Even with less sophistication, if we could have a program which switch colors for passing over a win% or for a switch between white and black leading, we could imagine teaching games too where every time the stronger has a too big lead, he get a new challenge to reverse the game, or the weaker playing well got the chance to take white…
And could be a nice training between same level players to share ideas around a game with a little bit of AI input.
Forbid an opponent from challenging you in a ladder if they are already on turn in one of the countless correspondence games they have started with you.
Or maybe just a warning pop-up.
“You already have N games with this player and you’re not making moves in those games. Are you sure you want to start a new one?”
Something like:
A: Ok, I think I’ve lost this game
B: What? I would feel comfortable with your colour now.

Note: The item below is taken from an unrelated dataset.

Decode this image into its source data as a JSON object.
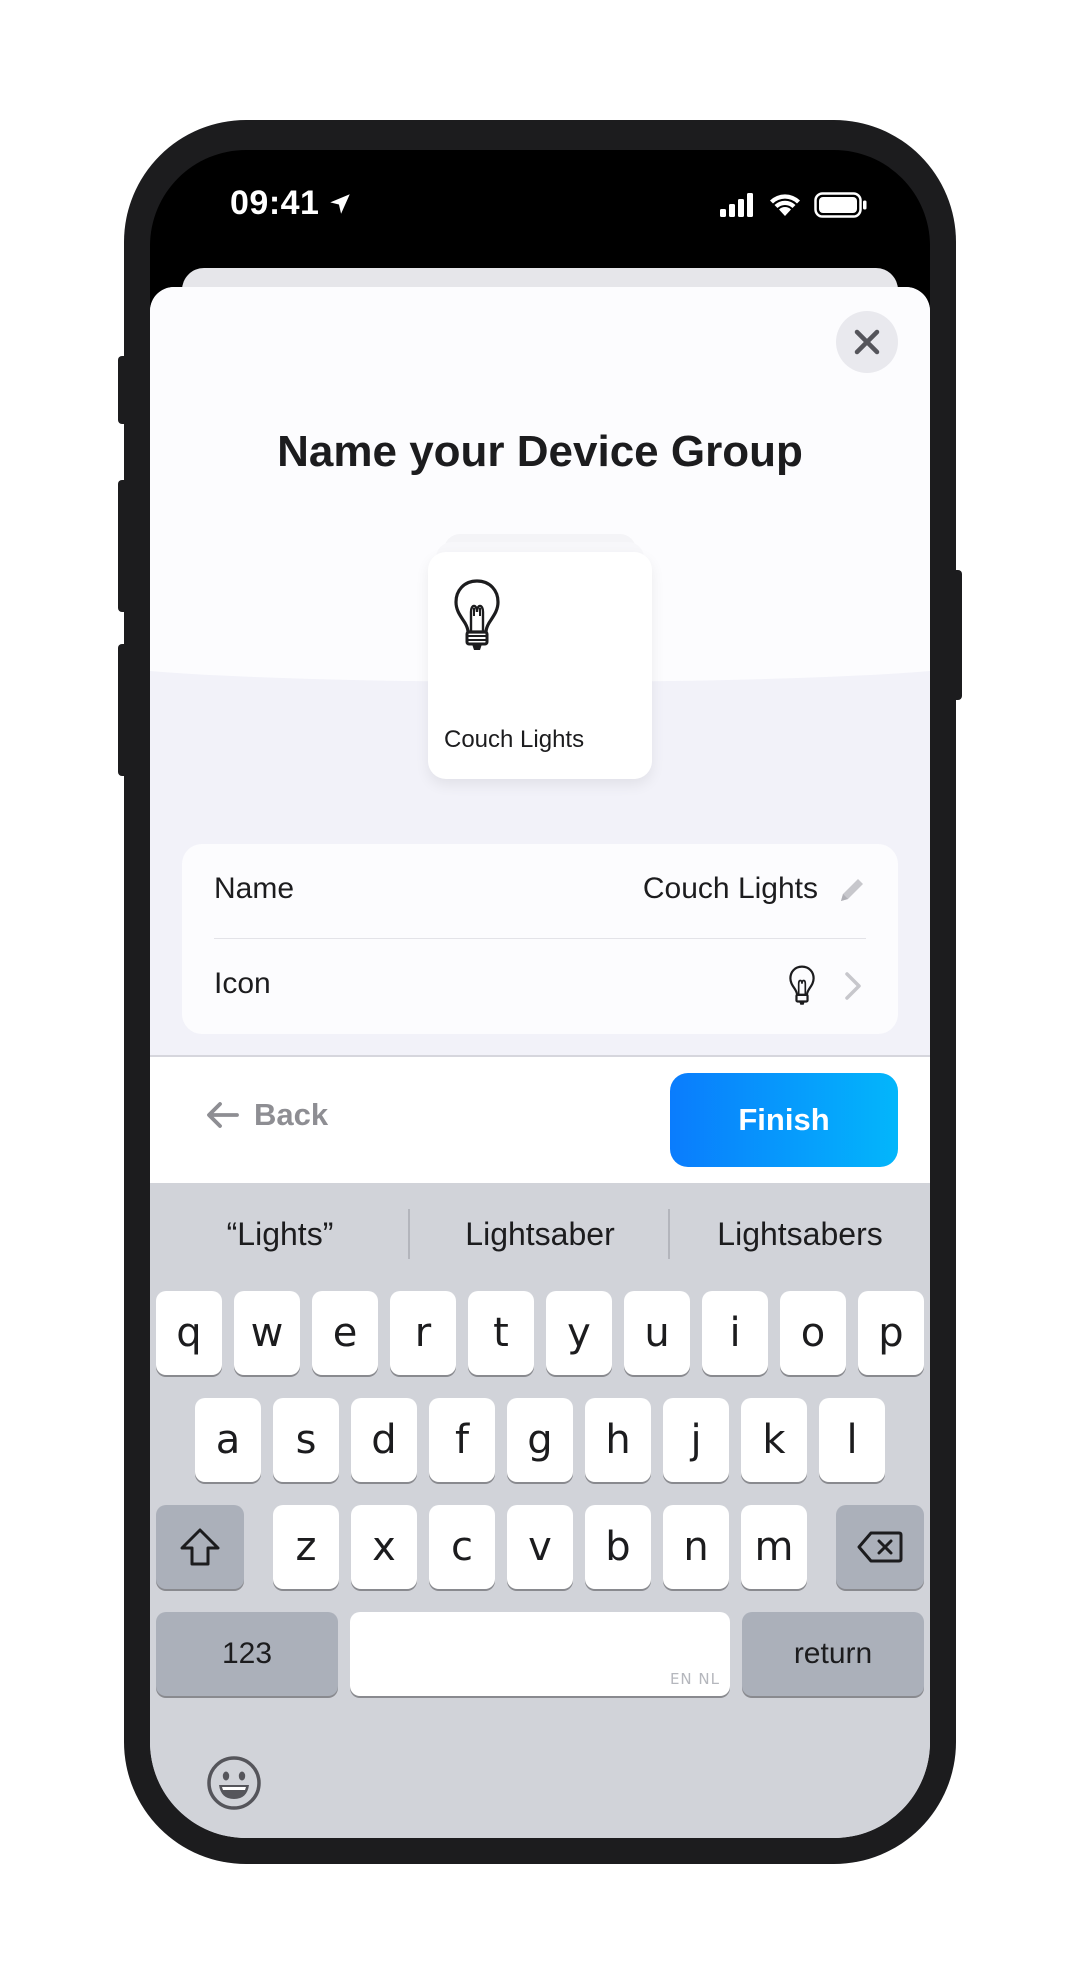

A: Ok, let’s swap colour and continue the game
An AI to help us using OGS and its forum, answering some repetitive questions.
Considering how badly the forum organization makes information accessible, and how the main site is like at times (too lazy to go search that meme btw)
Before your turn, you can offer to double the stakes.
If the opponent accepts, the game continues and is now worth twice as much for the purposes of rank calculations;
If the opponent refuses, the game immediately ends as if they had resigned.
A player cannot double twice in a row: when A plays against B, if the game has already been doubled at least once and A was the last player to offer to double, then only B can offer to double.
Under good play, to maximize the value/EV of doubling, if you are ahead, you generally want to offer a double no later than when you think your practical chances are ~80% or higher to win, since that’s the point where your opponent will want to resign rather than accept a game that is both doubled and highly unfavorable for them (if they do accept past that point, it’s even better on average for you than them resigning even if some percent of doubled games you end up losing).
You don’t want to wait any longer than that to double, because if the opponent is behaving sensibly then there’s no upside to waiting. Wait longer to gain even more of an advantage before doubling and they’ll still only just resign in response, so you might as well double and have them resign now. And there is downside to waiting, since you could blunder in the meantime.
So anyways, the result would be that players would be incentivized to use the double not merely as a way to cut short a won game, but actually well before that, when they feel they are ahead but when the game is still not certain. It might be interesting to see for players of each different level where that point is, where they would subjectively estimate their own practical chances to be 75-80%.
Permutable branches in conditional moves: during endgme, it is quite frequent that several parts of the board don’t interact, so that sequences ABCD… and A’B’C’D’… can be permuted. So we should be able to select 2 or more branches starting from the same vertex and declare them permutable.